ON TIME: The supplemental report should be submitted by the deadline specified on the course site. LENGTH: roughly 4 pages (not underdeveloped, not excessive), indicating the creator has control over the argument. FILM TITLES (and titles of TV shows, books, newspapers, journals, websites) should be underlined or italicized. ACTORS' NAMES and the DIRECTOR/RELEASE DATE should be placed in parentheses the first time they are cited.


CONTENT/GOAL: This paper should serve as an accompaniment to your visual presentation and a continuation of your argument. It should include pertinent evidence/information, images, dialogue, etc. the shot analysis/video essay may have omitted because of the time constraint (e.g., why the author selected certain clips/images and ignored others, why s/he took on the argument s/he did, and what others might say in response).

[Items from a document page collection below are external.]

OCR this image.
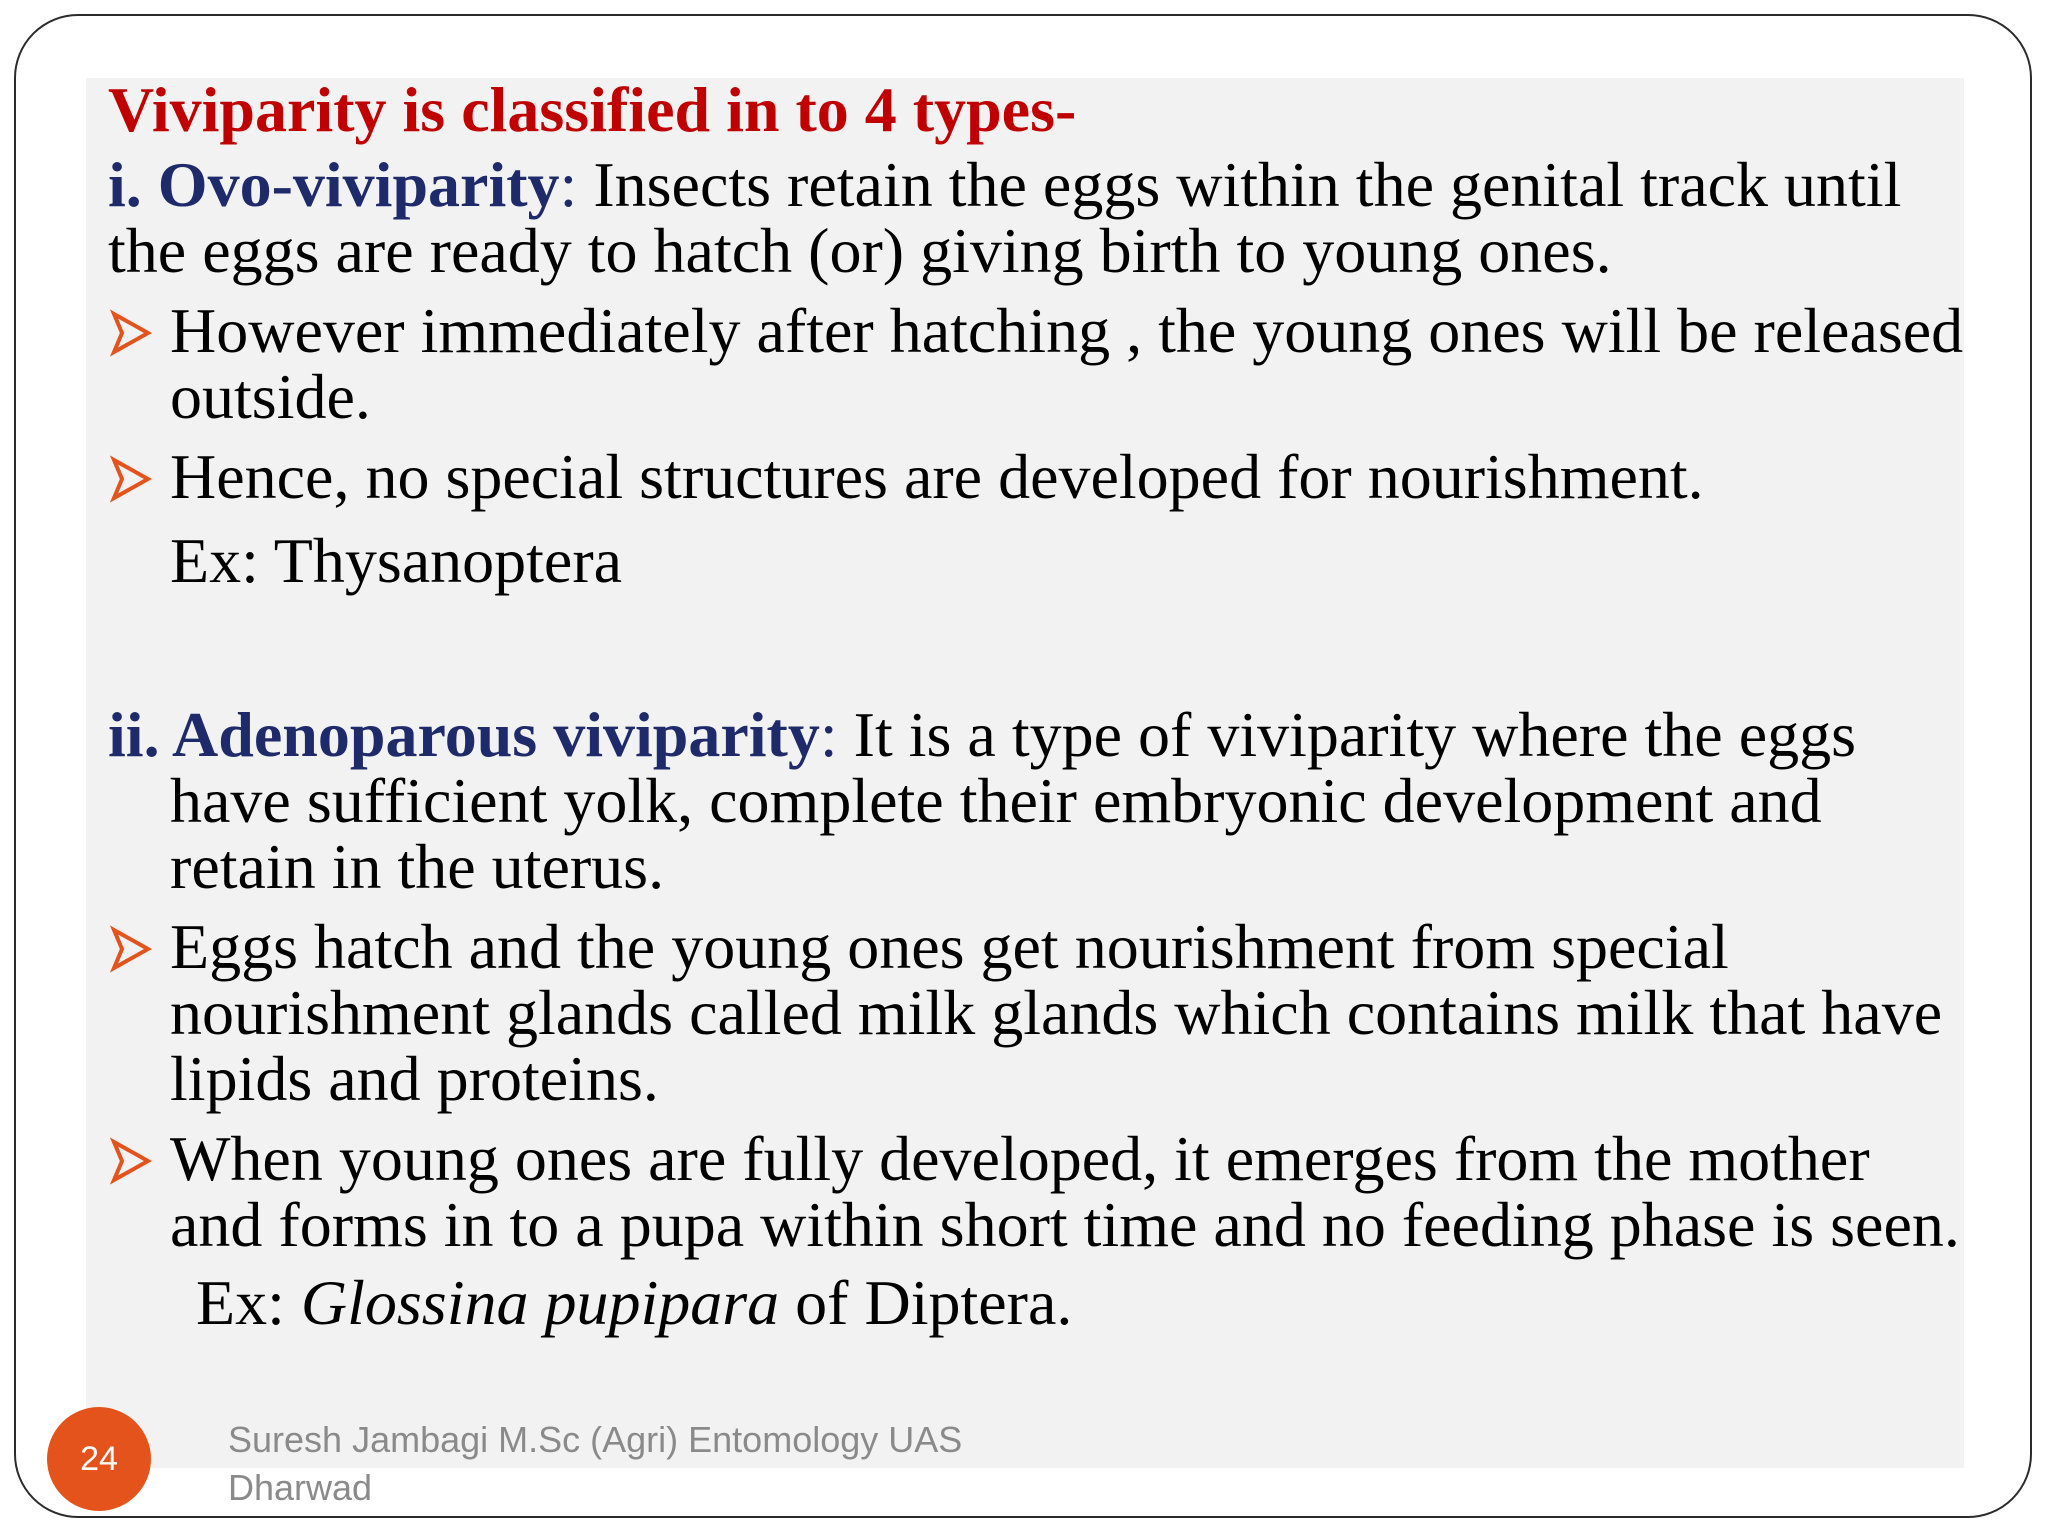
Viviparity is classified in to 4 types-

i. Ovo-viviparity: Insects retain the eggs within the genital track until the eggs are ready to hatch (or) giving birth to young ones.

However immediately after hatching , the young ones will be released outside.
Hence, no special structures are developed for nourishment.

Ex: Thysanoptera

ii. Adenoparous viviparity: It is a type of viviparity where the eggs have sufficient yolk, complete their embryonic development and retain in the uterus.

Eggs hatch and the young ones get nourishment from special nourishment glands called milk glands which contains milk that have lipids and proteins.
When young ones are fully developed, it emerges from the mother and forms in to a pupa within short time and no feeding phase is seen.

Ex: Glossina pupipara of Diptera.

24	Suresh Jambagi M.Sc (Agri) Entomology UAS
Dharwad
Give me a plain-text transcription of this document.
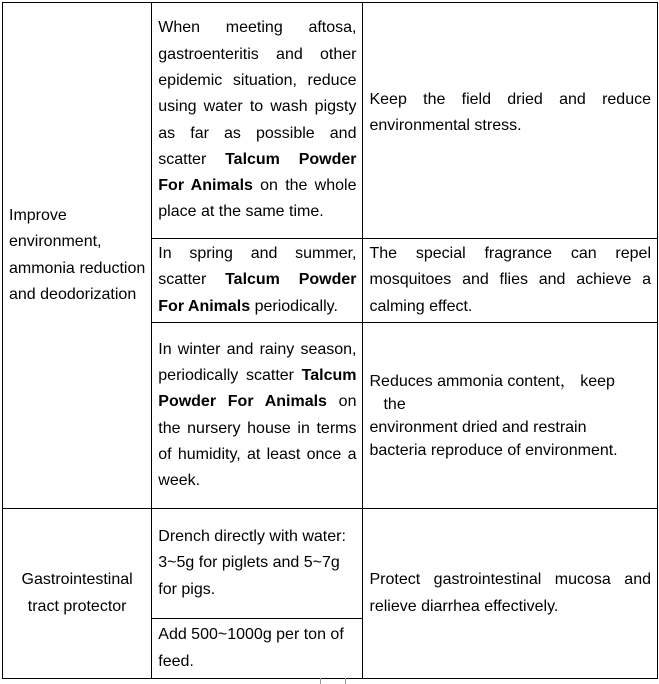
Improve environment, ammonia reduction and deodorization	When meeting aftosa, gastroenteritis and other epidemic situation, reduce using water to wash pigsty as far as possible and scatter Talcum Powder For Animals on the whole place at the same time.	Keep the field dried and reduce environmental stress.
	In spring and summer, scatter Talcum Powder For Animals periodically.	The special fragrance can repel mosquitoes and flies and achieve a calming effect.
	In winter and rainy season, periodically scatter Talcum Powder For Animals on the nursery house in terms of humidity, at least once a week.	Reduces ammonia content， keep
the
environment dried and restrain
bacteria reproduce of environment.

Gastrointestinal tract protector	Drench directly with water: 3~5g for piglets and 5~7g for pigs.	Protect gastrointestinal mucosa and relieve diarrhea effectively.
	Add 500~1000g per ton of feed.	
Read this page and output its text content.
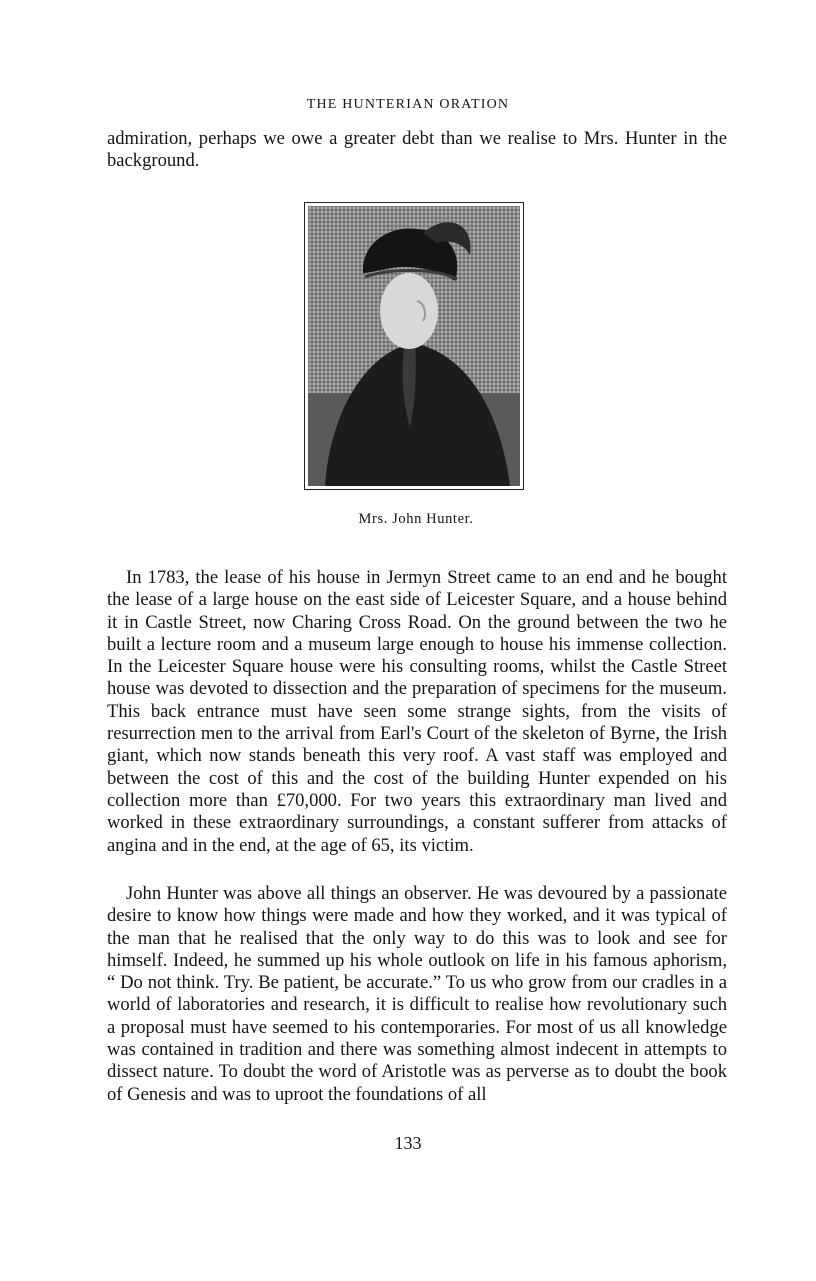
THE HUNTERIAN ORATION

admiration, perhaps we owe a greater debt than we realise to Mrs. Hunter in the background.

Mrs. John Hunter.

In 1783, the lease of his house in Jermyn Street came to an end and he bought the lease of a large house on the east side of Leicester Square, and a house behind it in Castle Street, now Charing Cross Road. On the ground between the two he built a lecture room and a museum large enough to house his immense collection. In the Leicester Square house were his consulting rooms, whilst the Castle Street house was devoted to dissection and the preparation of specimens for the museum. This back entrance must have seen some strange sights, from the visits of resurrection men to the arrival from Earl's Court of the skeleton of Byrne, the Irish giant, which now stands beneath this very roof. A vast staff was employed and between the cost of this and the cost of the building Hunter expended on his collection more than £70,000. For two years this extraordinary man lived and worked in these extraordinary surroundings, a constant sufferer from attacks of angina and in the end, at the age of 65, its victim.

John Hunter was above all things an observer. He was devoured by a passionate desire to know how things were made and how they worked, and it was typical of the man that he realised that the only way to do this was to look and see for himself. Indeed, he summed up his whole outlook on life in his famous aphorism, “ Do not think. Try. Be patient, be accurate.” To us who grow from our cradles in a world of laboratories and research, it is difficult to realise how revolutionary such a proposal must have seemed to his contemporaries. For most of us all knowledge was contained in tradition and there was something almost indecent in attempts to dissect nature. To doubt the word of Aristotle was as perverse as to doubt the book of Genesis and was to uproot the foundations of all

133
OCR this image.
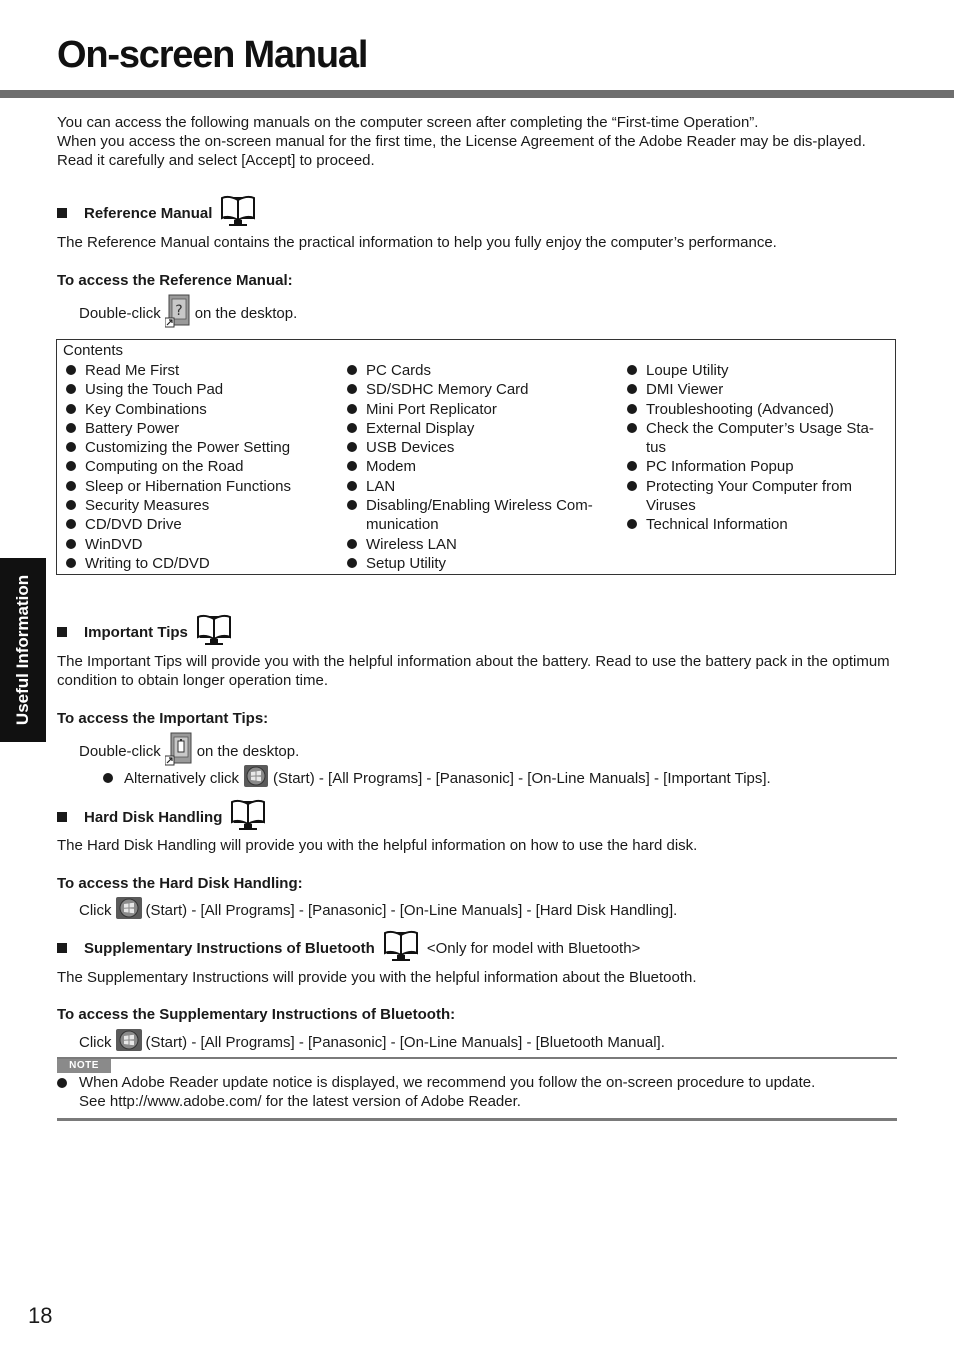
On-screen Manual

You can access the following manuals on the computer screen after completing the “First-time Operation”.
When you access the on-screen manual for the first time, the License Agreement of the Adobe Reader may be dis-played. Read it carefully and select [Accept] to proceed.

Reference Manual

The Reference Manual contains the practical information to help you fully enjoy the computer’s performance.

To access the Reference Manual:
Double-click ? on the desktop.
Contents
Read Me First
Using the Touch Pad
Key Combinations
Battery Power
Customizing the Power Setting
Computing on the Road
Sleep or Hibernation Functions
Security Measures
CD/DVD Drive
WinDVD
Writing to CD/DVD
PC Cards
SD/SDHC Memory Card
Mini Port Replicator
External Display
USB Devices
Modem
LAN
Disabling/Enabling Wireless Com-munication
Wireless LAN
Setup Utility
Loupe Utility
DMI Viewer
Troubleshooting (Advanced)
Check the Computer’s Usage Sta-tus
PC Information Popup
Protecting Your Computer from Viruses
Technical Information
Useful Information	Important Tips

The Important Tips will provide you with the helpful information about the battery. Read to use the battery pack in the optimum condition to obtain longer operation time.

To access the Important Tips:
Double-click on the desktop.
Alternatively click (Start) - [All Programs] - [Panasonic] - [On-Line Manuals] - [Important Tips].
Hard Disk Handling

The Hard Disk Handling will provide you with the helpful information on how to use the hard disk.

To access the Hard Disk Handling:
Click (Start) - [All Programs] - [Panasonic] - [On-Line Manuals] - [Hard Disk Handling].
Supplementary Instructions of Bluetooth	<Only for model with Bluetooth>

The Supplementary Instructions will provide you with the helpful information about the Bluetooth.

To access the Supplementary Instructions of Bluetooth:
Click (Start) - [All Programs] - [Panasonic] - [On-Line Manuals] - [Bluetooth Manual].
NOTE

When Adobe Reader update notice is displayed, we recommend you follow the on-screen procedure to update.
See http://www.adobe.com/ for the latest version of Adobe Reader.

18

The author might also consider the project's aesthetics: the ordering, shot/scene transitions used, background music and narration style chosen, etc. and how these decisions support the thesis and the overall scope of the video essay. CONCLUSION: The essay should sum up the project and ask the viewer to think further about the film, messages, etc. A BIBLIOGRAPHY should be included at the end of the video essay project or in the report. GRAMMAR, PUNCTUATION, ETC.: Responses should be free of mechanical, syntactical, grammatical, and punctuation errors that make it difficult and tedious to read. Also, topic sentences and transition words should function as guideposts, leading the reader from one point to another.